Your post describing how you did your zero clearance inserts, just goes to the saying that, there is more than one way to do the same job. I and good friend many years ago, the year or the second when Incra & Jointech first came onto the market. He bought the Jointech, I bought the Incra the same day, my mistake !!!! Well any way at that time, the Incra never had a sacrificial fence, along a bunch of other things his Jointech did. So in my attempt to create a zero clearance, I copied his/jointech's idea of an insert, into my shop made two piece fence.

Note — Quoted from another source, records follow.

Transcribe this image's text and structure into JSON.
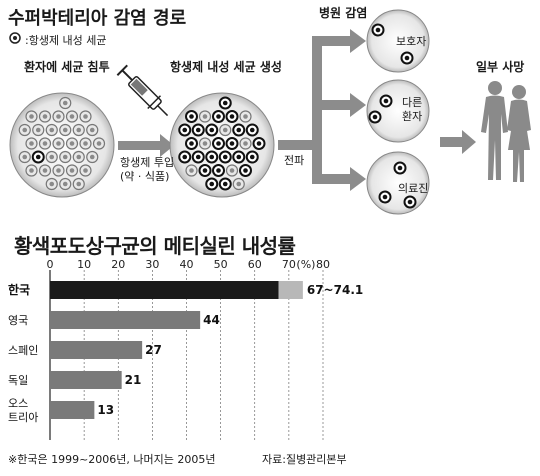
{
  "diagram": {
    "title": "수퍼박테리아 감염 경로",
    "legend_label": ":항생제 내성 세균",
    "stage1_label": "환자에 세균 침투",
    "stage2_label": "항생제 내성 세균 생성",
    "syringe_label_1": "항생제 투입",
    "syringe_label_2": "(약 · 식품)",
    "spread_label": "전파",
    "hospital_label": "병원 감염",
    "targets": [
      "보호자",
      "다른\n환자",
      "의료진"
    ],
    "death_label": "일부 사망"
  },
  "chart_data": {
    "type": "bar",
    "title": "황색포도상구균의 메티실린 내성률",
    "xlim": [
      0,
      80
    ],
    "xticks": [
      0,
      10,
      20,
      30,
      40,
      50,
      60,
      70,
      80
    ],
    "unit_label": "(%)",
    "categories": [
      "한국",
      "영국",
      "스페인",
      "독일",
      "오스\n트리아"
    ],
    "values": [
      67,
      44,
      27,
      21,
      13
    ],
    "range_high": 74.1,
    "value_labels": [
      "67~74.1",
      "44",
      "27",
      "21",
      "13"
    ],
    "highlight_color": "#1a1a1a",
    "bar_color": "#7a7a7a",
    "range_color": "#b8b8b8",
    "footnote": "※한국은 1999~2006년, 나머지는 2005년",
    "source": "자료:질병관리본부"
  }
}
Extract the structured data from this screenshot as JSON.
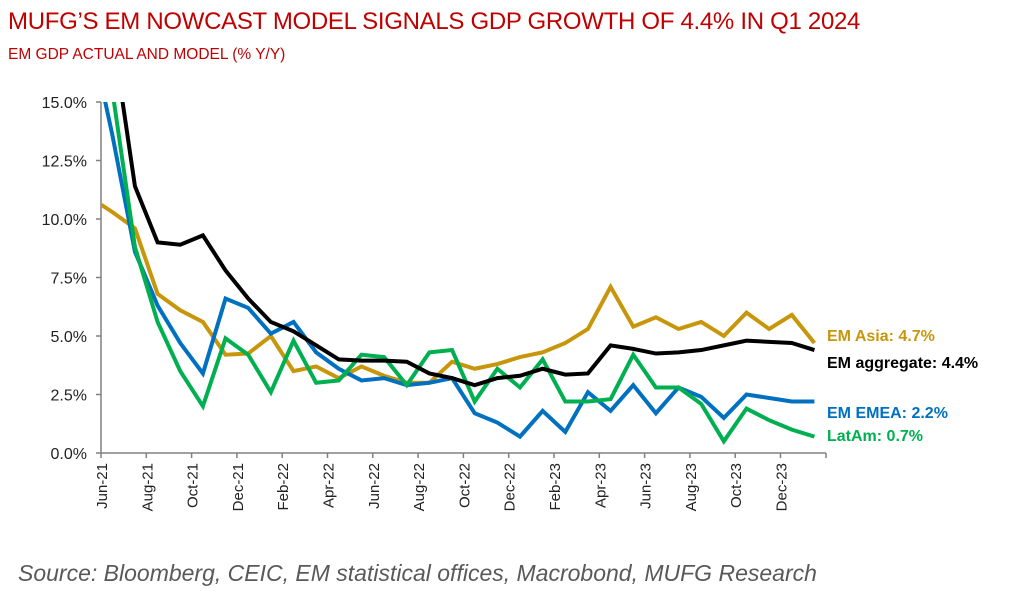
{
  "title": "MUFG’S EM NOWCAST MODEL SIGNALS GDP GROWTH OF 4.4% IN Q1 2024",
  "subtitle": "EM GDP ACTUAL AND MODEL (% Y/Y)",
  "source": "Source: Bloomberg, CEIC, EM statistical offices, Macrobond, MUFG Research",
  "chart_data": {
    "type": "line",
    "title": "EM GDP ACTUAL AND MODEL (% Y/Y)",
    "xlabel": "",
    "ylabel": "",
    "ylim": [
      0,
      15
    ],
    "yticks": [
      "0.0%",
      "2.5%",
      "5.0%",
      "7.5%",
      "10.0%",
      "12.5%",
      "15.0%"
    ],
    "ytick_values": [
      0,
      2.5,
      5,
      7.5,
      10,
      12.5,
      15
    ],
    "xtick_labels": [
      "Jun-21",
      "Aug-21",
      "Oct-21",
      "Dec-21",
      "Feb-22",
      "Apr-22",
      "Jun-22",
      "Aug-22",
      "Oct-22",
      "Dec-22",
      "Feb-23",
      "Apr-23",
      "Jun-23",
      "Aug-23",
      "Oct-23",
      "Dec-23"
    ],
    "x": [
      "Jul-21",
      "Aug-21",
      "Sep-21",
      "Oct-21",
      "Nov-21",
      "Dec-21",
      "Jan-22",
      "Feb-22",
      "Mar-22",
      "Apr-22",
      "May-22",
      "Jun-22",
      "Jul-22",
      "Aug-22",
      "Sep-22",
      "Oct-22",
      "Nov-22",
      "Dec-22",
      "Jan-23",
      "Feb-23",
      "Mar-23",
      "Apr-23",
      "May-23",
      "Jun-23",
      "Jul-23",
      "Aug-23",
      "Sep-23",
      "Oct-23",
      "Nov-23",
      "Dec-23",
      "Jan-24",
      "Feb-24"
    ],
    "grid": false,
    "series": [
      {
        "name": "EM Asia",
        "color": "#c8960a",
        "end_label": "EM Asia: 4.7%",
        "values": [
          10.3,
          9.6,
          6.8,
          6.1,
          5.6,
          4.2,
          4.25,
          5.0,
          3.5,
          3.7,
          3.2,
          3.7,
          3.3,
          3.0,
          3.0,
          3.9,
          3.6,
          3.8,
          4.1,
          4.3,
          4.7,
          5.3,
          7.1,
          5.4,
          5.8,
          5.3,
          5.6,
          5.0,
          6.0,
          5.3,
          5.9,
          4.7
        ]
      },
      {
        "name": "EM aggregate",
        "color": "#000000",
        "end_label": "EM aggregate: 4.4%",
        "values": [
          18.0,
          11.4,
          9.0,
          8.9,
          9.3,
          7.8,
          6.6,
          5.6,
          5.2,
          4.6,
          4.0,
          3.95,
          3.95,
          3.9,
          3.4,
          3.2,
          2.9,
          3.2,
          3.3,
          3.6,
          3.35,
          3.4,
          4.6,
          4.45,
          4.25,
          4.3,
          4.4,
          4.6,
          4.8,
          4.75,
          4.7,
          4.4
        ]
      },
      {
        "name": "EM EMEA",
        "color": "#0070c0",
        "end_label": "EM EMEA: 2.2%",
        "values": [
          13.6,
          8.6,
          6.3,
          4.7,
          3.4,
          6.6,
          6.2,
          5.1,
          5.6,
          4.3,
          3.6,
          3.1,
          3.2,
          2.9,
          3.0,
          3.2,
          1.7,
          1.3,
          0.7,
          1.8,
          0.9,
          2.6,
          1.8,
          2.9,
          1.7,
          2.8,
          2.4,
          1.5,
          2.5,
          2.35,
          2.2,
          2.2
        ]
      },
      {
        "name": "LatAm",
        "color": "#00b050",
        "end_label": "LatAm: 0.7%",
        "values": [
          15.5,
          8.8,
          5.6,
          3.5,
          2.0,
          4.9,
          4.2,
          2.6,
          4.8,
          3.0,
          3.1,
          4.2,
          4.1,
          2.9,
          4.3,
          4.4,
          2.2,
          3.6,
          2.8,
          4.0,
          2.2,
          2.2,
          2.3,
          4.2,
          2.8,
          2.8,
          2.1,
          0.5,
          1.9,
          1.4,
          1.0,
          0.7
        ]
      }
    ]
  }
}
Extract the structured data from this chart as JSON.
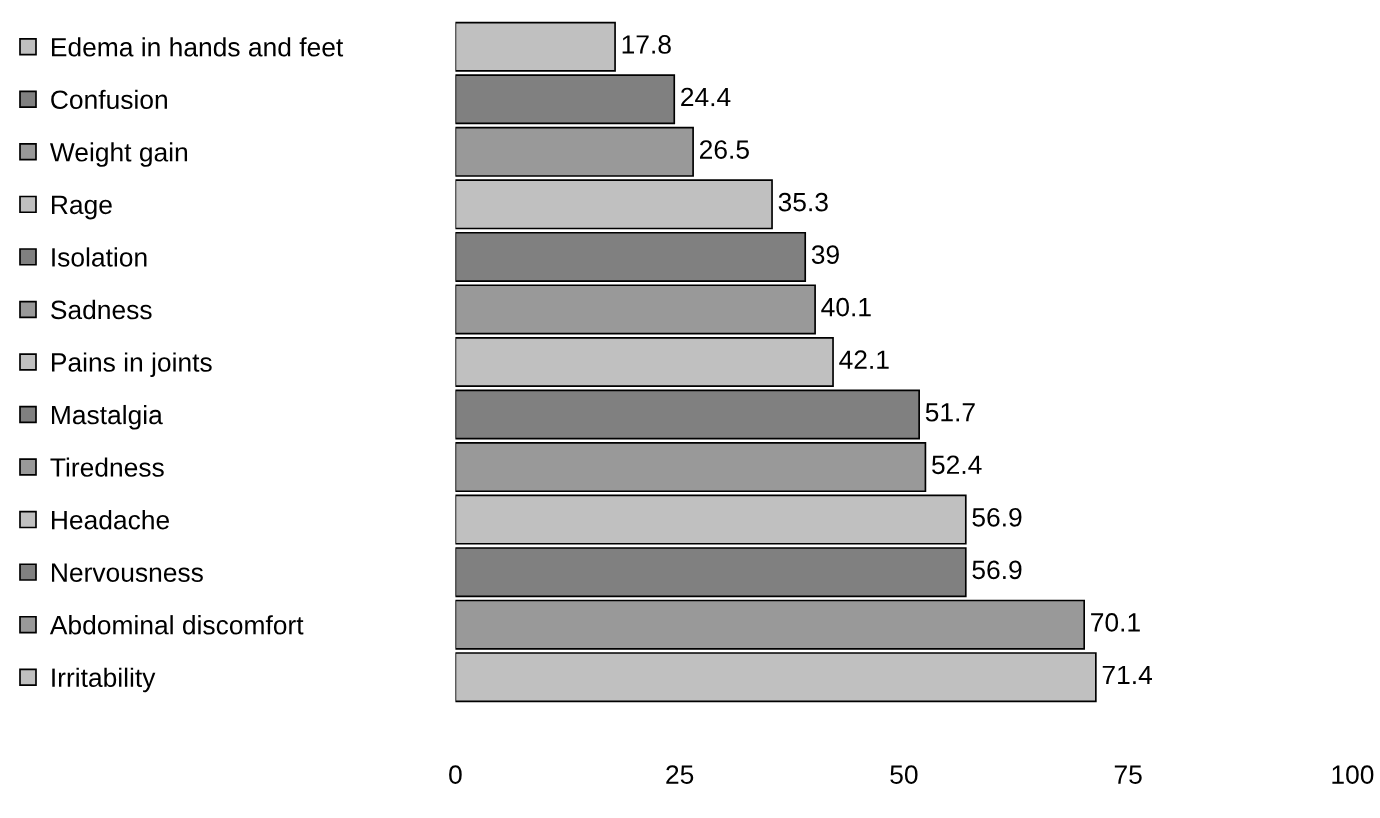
{
  "chart_data": {
    "type": "bar",
    "orientation": "horizontal",
    "categories": [
      "Edema in hands and feet",
      "Confusion",
      "Weight gain",
      "Rage",
      "Isolation",
      "Sadness",
      "Pains in joints",
      "Mastalgia",
      "Tiredness",
      "Headache",
      "Nervousness",
      "Abdominal discomfort",
      "Irritability"
    ],
    "values": [
      17.8,
      24.4,
      26.5,
      35.3,
      39,
      40.1,
      42.1,
      51.7,
      52.4,
      56.9,
      56.9,
      70.1,
      71.4
    ],
    "colors": [
      "#c0c0c0",
      "#808080",
      "#999999",
      "#c0c0c0",
      "#808080",
      "#999999",
      "#c0c0c0",
      "#808080",
      "#999999",
      "#c0c0c0",
      "#808080",
      "#999999",
      "#c0c0c0"
    ],
    "xlim": [
      0,
      100
    ],
    "xticks": [
      0,
      25,
      50,
      75,
      100
    ],
    "data_labels": true,
    "grid": false
  }
}
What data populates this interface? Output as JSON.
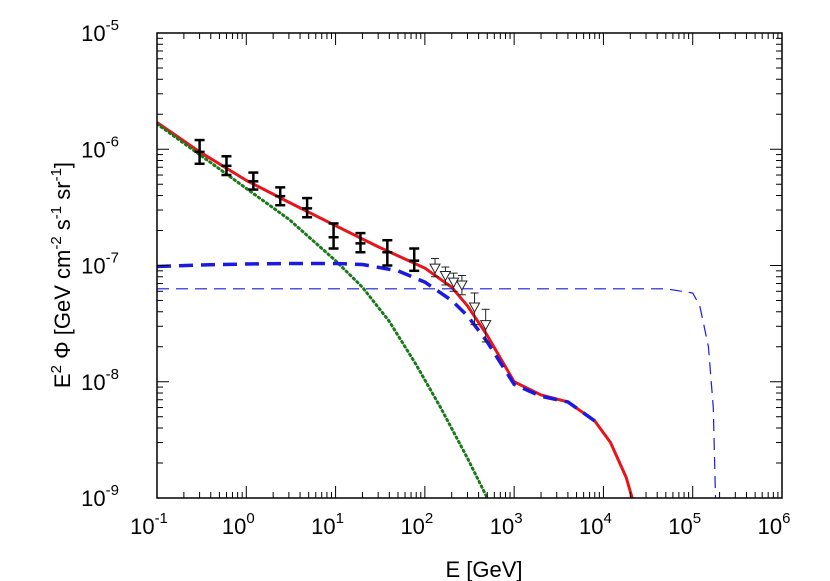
{
  "chart_data": {
    "type": "line",
    "xscale": "log",
    "yscale": "log",
    "xlim": [
      0.1,
      1000000
    ],
    "ylim": [
      1e-09,
      1e-05
    ],
    "xlabel": "E [GeV]",
    "ylabel": "E^2 Φ [GeV cm^-2 s^-1 sr^-1]",
    "ylabel_parts": {
      "prefix": "E",
      "p1": "2",
      "mid": " Φ [GeV cm",
      "p2": "-2",
      "s": " s",
      "p3": "-1",
      "sr": " sr",
      "p4": "-1",
      "end": "]"
    },
    "x_ticks": [
      {
        "base": "10",
        "exp": "-1",
        "value": 0.1
      },
      {
        "base": "10",
        "exp": "0",
        "value": 1
      },
      {
        "base": "10",
        "exp": "1",
        "value": 10
      },
      {
        "base": "10",
        "exp": "2",
        "value": 100
      },
      {
        "base": "10",
        "exp": "3",
        "value": 1000
      },
      {
        "base": "10",
        "exp": "4",
        "value": 10000
      },
      {
        "base": "10",
        "exp": "5",
        "value": 100000
      },
      {
        "base": "10",
        "exp": "6",
        "value": 1000000
      }
    ],
    "y_ticks": [
      {
        "base": "10",
        "exp": "-9",
        "value": 1e-09
      },
      {
        "base": "10",
        "exp": "-8",
        "value": 1e-08
      },
      {
        "base": "10",
        "exp": "-7",
        "value": 1e-07
      },
      {
        "base": "10",
        "exp": "-6",
        "value": 1e-06
      },
      {
        "base": "10",
        "exp": "-5",
        "value": 1e-05
      }
    ],
    "grid": false,
    "legend": "none",
    "series": [
      {
        "style": "solid",
        "color": "#e8141b",
        "x": [
          0.1,
          0.3,
          1,
          3,
          10,
          30,
          100,
          200,
          300,
          500,
          1000,
          2000,
          4000,
          8000,
          12000,
          18000,
          21000
        ],
        "y": [
          1.7e-06,
          9.5e-07,
          5.4e-07,
          3.5e-07,
          2.2e-07,
          1.45e-07,
          9.5e-08,
          6.5e-08,
          4.5e-08,
          2.5e-08,
          1e-08,
          7.7e-09,
          6.7e-09,
          4.6e-09,
          3e-09,
          1.5e-09,
          1e-09
        ]
      },
      {
        "style": "dotted",
        "color": "#1a7a1a",
        "x": [
          0.1,
          0.3,
          1,
          3,
          10,
          20,
          40,
          80,
          150,
          300,
          500
        ],
        "y": [
          1.65e-06,
          9e-07,
          4.6e-07,
          2.5e-07,
          1.1e-07,
          6.5e-08,
          3.3e-08,
          1.4e-08,
          6e-09,
          2.2e-09,
          1e-09
        ]
      },
      {
        "style": "dashed-thick",
        "color": "#1a1ae0",
        "x": [
          0.1,
          0.3,
          1,
          3,
          10,
          20,
          50,
          100,
          200,
          300,
          500,
          1000,
          2000,
          4000,
          8000
        ],
        "y": [
          9.8e-08,
          1.01e-07,
          1.03e-07,
          1.04e-07,
          1.04e-07,
          1.02e-07,
          9e-08,
          7.2e-08,
          5e-08,
          3.7e-08,
          2.2e-08,
          9.5e-09,
          7.5e-09,
          6.7e-09,
          4.6e-09
        ]
      },
      {
        "style": "dashed-thin",
        "color": "#1a1ae0",
        "x": [
          0.1,
          1,
          10,
          100,
          1000,
          10000,
          50000,
          100000,
          120000,
          150000,
          170000,
          180000
        ],
        "y": [
          6.3e-08,
          6.3e-08,
          6.3e-08,
          6.3e-08,
          6.3e-08,
          6.3e-08,
          6.3e-08,
          5.8e-08,
          4.5e-08,
          2e-08,
          6e-09,
          1e-09
        ]
      }
    ],
    "error_points_black": [
      {
        "x": 0.3,
        "y": 9.5e-07,
        "lo": 7.5e-07,
        "hi": 1.2e-06
      },
      {
        "x": 0.6,
        "y": 7.2e-07,
        "lo": 6e-07,
        "hi": 8.7e-07
      },
      {
        "x": 1.2,
        "y": 5.3e-07,
        "lo": 4.5e-07,
        "hi": 6.3e-07
      },
      {
        "x": 2.4,
        "y": 3.95e-07,
        "lo": 3.3e-07,
        "hi": 4.7e-07
      },
      {
        "x": 4.8,
        "y": 3.1e-07,
        "lo": 2.6e-07,
        "hi": 3.8e-07
      },
      {
        "x": 9.5,
        "y": 1.75e-07,
        "lo": 1.4e-07,
        "hi": 2.3e-07
      },
      {
        "x": 19,
        "y": 1.55e-07,
        "lo": 1.3e-07,
        "hi": 1.9e-07
      },
      {
        "x": 38,
        "y": 1.3e-07,
        "lo": 1e-07,
        "hi": 1.65e-07
      },
      {
        "x": 76,
        "y": 1.1e-07,
        "lo": 9e-08,
        "hi": 1.4e-07
      }
    ],
    "error_points_triangles": [
      {
        "x": 130,
        "y": 9.5e-08,
        "lo": 8e-08,
        "hi": 1.15e-07
      },
      {
        "x": 170,
        "y": 8.2e-08,
        "lo": 6.8e-08,
        "hi": 9.7e-08
      },
      {
        "x": 210,
        "y": 7.2e-08,
        "lo": 6e-08,
        "hi": 8.6e-08
      },
      {
        "x": 260,
        "y": 6.8e-08,
        "lo": 5.6e-08,
        "hi": 8.2e-08
      },
      {
        "x": 360,
        "y": 4.4e-08,
        "lo": 3.1e-08,
        "hi": 5.8e-08
      },
      {
        "x": 480,
        "y": 3.1e-08,
        "lo": 2.2e-08,
        "hi": 4.2e-08
      }
    ]
  }
}
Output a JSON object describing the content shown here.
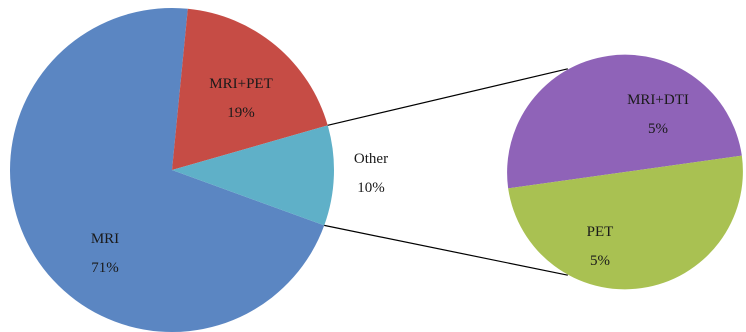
{
  "chart_data": {
    "type": "pie",
    "variant": "pie-of-pie",
    "main_slices": [
      {
        "label": "MRI",
        "value": 71,
        "display": "71%",
        "color": "#5b86c2"
      },
      {
        "label": "MRI+PET",
        "value": 19,
        "display": "19%",
        "color": "#c64c45"
      },
      {
        "label": "Other",
        "value": 10,
        "display": "10%",
        "color": "#5fb0c8"
      }
    ],
    "breakout_of": "Other",
    "sub_slices": [
      {
        "label": "MRI+DTI",
        "value": 5,
        "display": "5%",
        "color": "#8f63b8"
      },
      {
        "label": "PET",
        "value": 5,
        "display": "5%",
        "color": "#a9c152"
      }
    ],
    "connector_color": "#000000"
  }
}
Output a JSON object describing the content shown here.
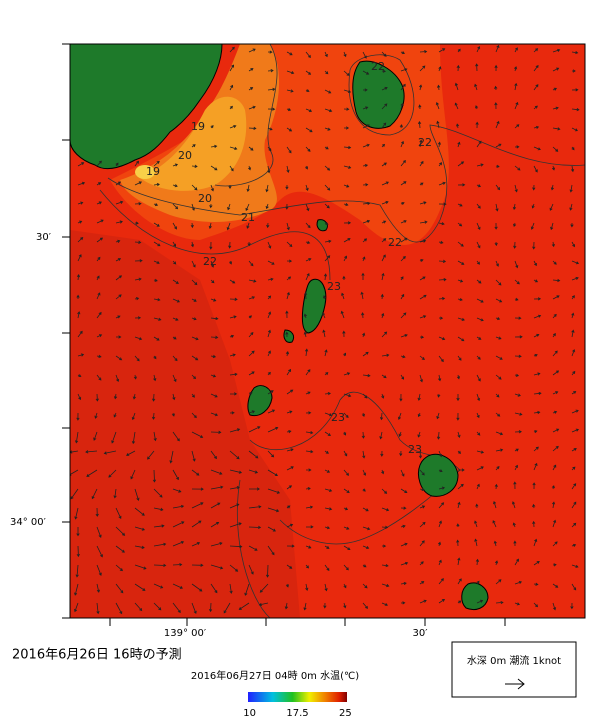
{
  "map": {
    "title": "2016年6月26日  16時の予測",
    "subtitle": "2016年06月27日 04時 0m 水温(℃)",
    "lat_labels": [
      "30′",
      "34° 00′"
    ],
    "lon_labels": [
      "139° 00′",
      "30′"
    ],
    "contour_labels": [
      "19",
      "20",
      "19",
      "20",
      "21",
      "22",
      "22",
      "22",
      "22",
      "23",
      "23",
      "23"
    ],
    "colorbar": {
      "ticks": [
        10,
        17.5,
        25
      ]
    },
    "legend": {
      "label": "水深 0m 潮流 1knot"
    }
  }
}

Some time later I learned about the longer style 1/2 length of MDF run into the blade type, as you have, but in my case as it worked out, it was a whole lot easier to label & drop smaller inserts into the storage drawer below in my router tables drawers, than to try and store a 1/2 length of MDF router fence, Same results ether way.
The Incra sled hooks over the top of their metal fence into their notch system, but with any sacrificial fence attached forward that makes every one of their fence attachment's useless. Plus with my Incra's metal fence opening, any bit larger than 1/2" in circumstance will collide with the metal of the fence. I installed a T track above on top of my shop made sacrificial fence & had to come up with all attachment's since. How did you work out your sleds attachment ???


----------



## WillMatney (Oct 6, 2011)

Grizzly just sent out a sale, by e-mail, for their 6" DRO, and it looks to be an iGauging, for around $23.00


----------